The only other question raised on the appeal concerns the denial of the defendant’s request that the jury he instructed that they could acquit him of the offense of speeding but still convict him of the lesser included offense of failing to comply with state traffic commission signals, signs or markings.1 Counsel concedes that he “has been unable to find any cases in which this issue has ever been raised in the past.” The burden is on the defendant on appeal to show error by cogent argument and citation of authorities, not by suggested avenues of investigation by this court. We have been furnished with no citation of authorities applying the doctrine of lesser included offenses to motor vehicle infractions.2 We no not feel called upon to search the records and the authorities to establish error. We are not obliged to perform the duty resting upon counsel. “If questions involved in a case are of sufficient importance to justify this court in deciding them they are worthy of the careful consideration of counsel presenting them.” Hooper v. Fox, 364 Ill. 613, 614. Errors assigned and causes for new trial not so treated are deemed to have been waived. *6205 C.J.S. 343, n.73, Appeal and Error, § 1325; 5 Am. Jur. 2d, Appeal and Error, § 700. Mere naked statements, unsupported by citation of authorities, constitute inadequate briefing and merit no consideration.

There is no error.

In this opinion DiCenzo and Cásale, Js., concurred.

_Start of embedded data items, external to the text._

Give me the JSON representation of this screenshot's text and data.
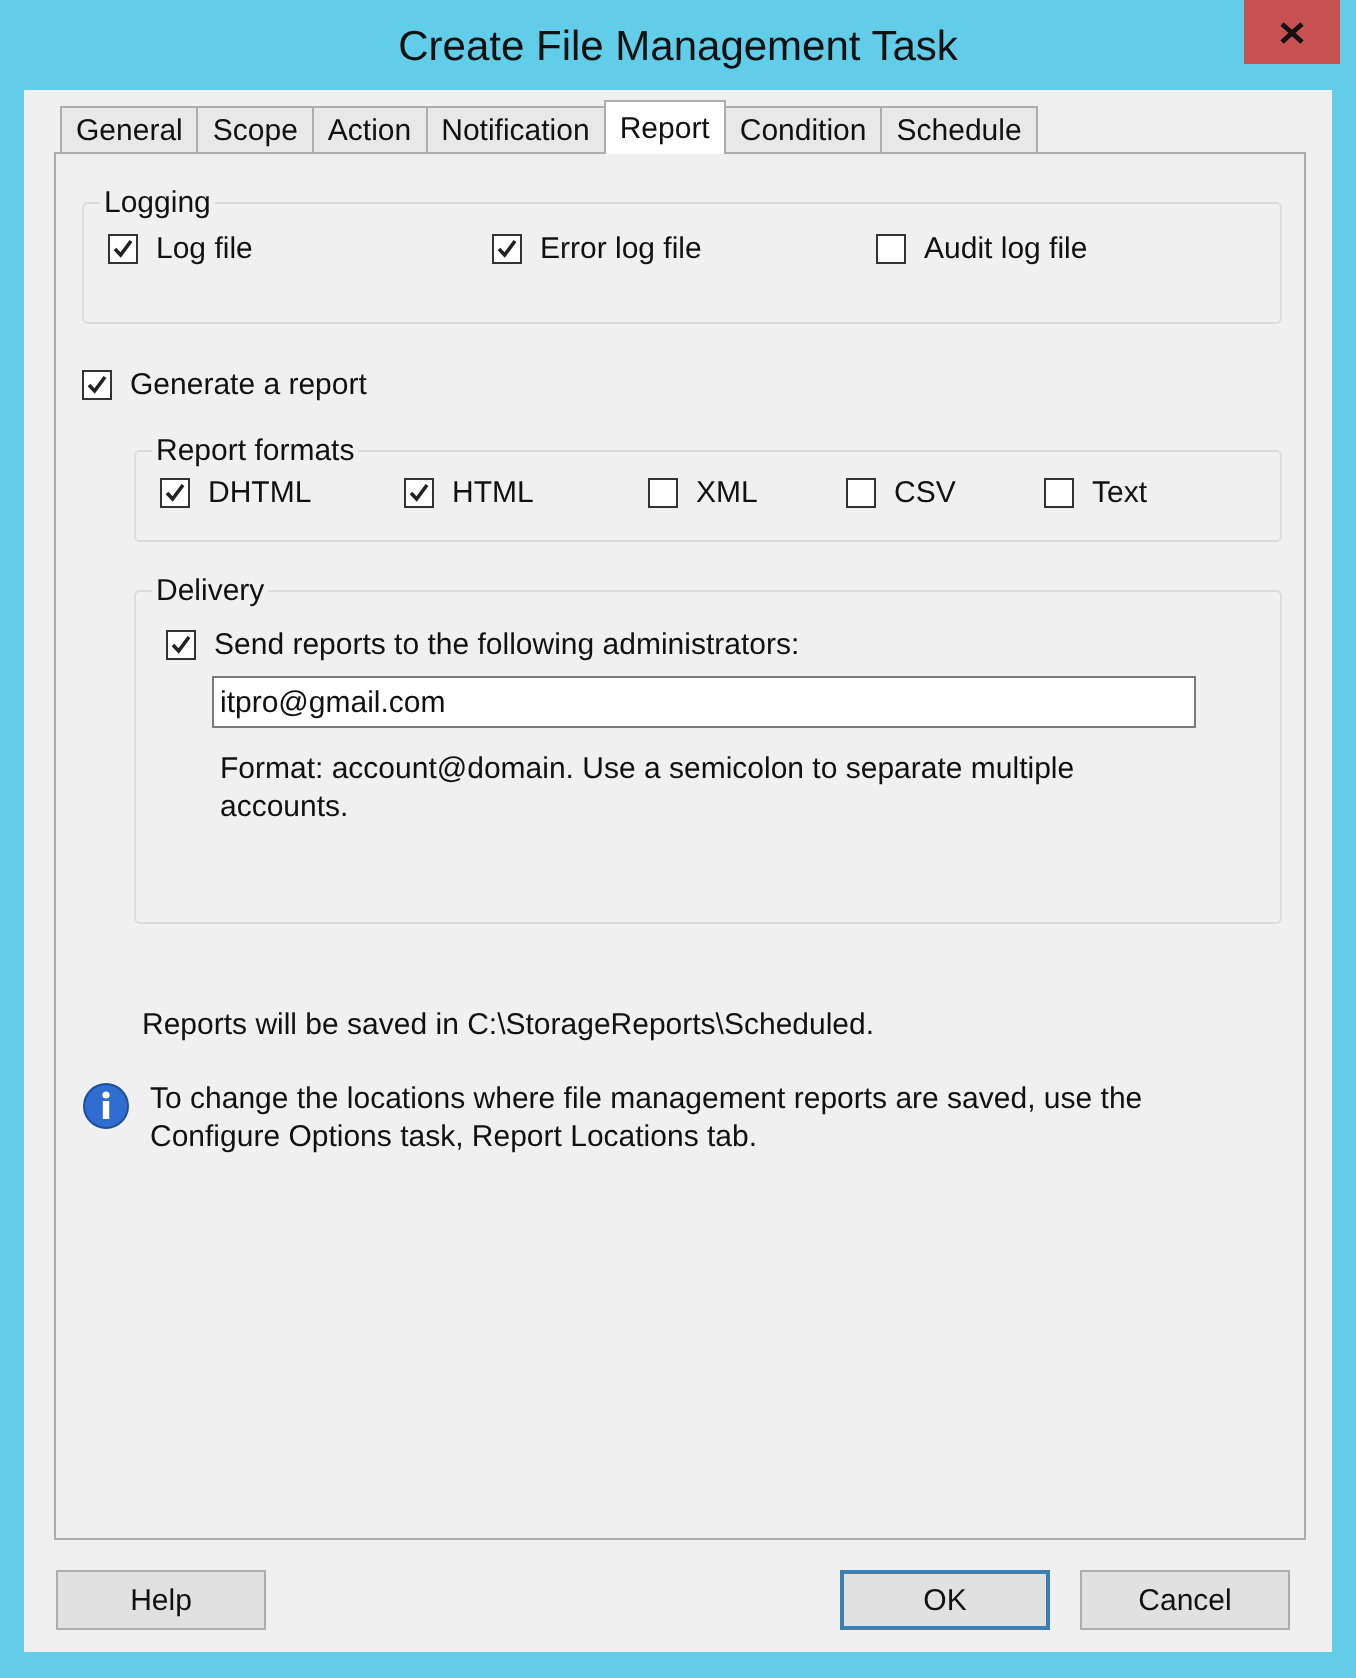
{
  "window": {
    "title": "Create File Management Task"
  },
  "tabs": [
    {
      "label": "General",
      "selected": false
    },
    {
      "label": "Scope",
      "selected": false
    },
    {
      "label": "Action",
      "selected": false
    },
    {
      "label": "Notification",
      "selected": false
    },
    {
      "label": "Report",
      "selected": true
    },
    {
      "label": "Condition",
      "selected": false
    },
    {
      "label": "Schedule",
      "selected": false
    }
  ],
  "logging": {
    "legend": "Logging",
    "options": [
      {
        "label": "Log file",
        "checked": true
      },
      {
        "label": "Error log file",
        "checked": true
      },
      {
        "label": "Audit log file",
        "checked": false
      }
    ]
  },
  "generate_report": {
    "label": "Generate a report",
    "checked": true
  },
  "report_formats": {
    "legend": "Report formats",
    "options": [
      {
        "label": "DHTML",
        "checked": true
      },
      {
        "label": "HTML",
        "checked": true
      },
      {
        "label": "XML",
        "checked": false
      },
      {
        "label": "CSV",
        "checked": false
      },
      {
        "label": "Text",
        "checked": false
      }
    ]
  },
  "delivery": {
    "legend": "Delivery",
    "send": {
      "label": "Send reports to the following administrators:",
      "checked": true
    },
    "email": "itpro@gmail.com",
    "hint": "Format: account@domain. Use a semicolon to separate multiple accounts."
  },
  "saved_note": "Reports will be saved in C:\\StorageReports\\Scheduled.",
  "info": "To change the locations where file management reports are saved, use the Configure Options task, Report Locations tab.",
  "buttons": [
    {
      "label": "Help",
      "default": false
    },
    {
      "label": "OK",
      "default": true
    },
    {
      "label": "Cancel",
      "default": false
    }
  ]
}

General Statutes § 14-314 provides: “Any person, firm or corporation failing to comply with any traffic control signal, sign, marking or other device placed and maintained upon the highway ... by the state traffic commission or the traffic authority . . . shall be fined not more than fifty dollars, if no other .penalty is provided by law.”

In this case, the court sentenced the defendant to pay a fine of $30. In discussing the outer limits of the doctrine of lesser included offenses, a commentator said: “Perhaps the most satisfactory solution to the problem is -to leave a broad discretion in the trial court to refuse instructions on a lesser offense relatively petty in nature, or for which a relatively light penalty is provided.” Comment, “Jury Instructions on Lesser Included Offenses,” 57 Nw. U.L. Rev. 62, 74.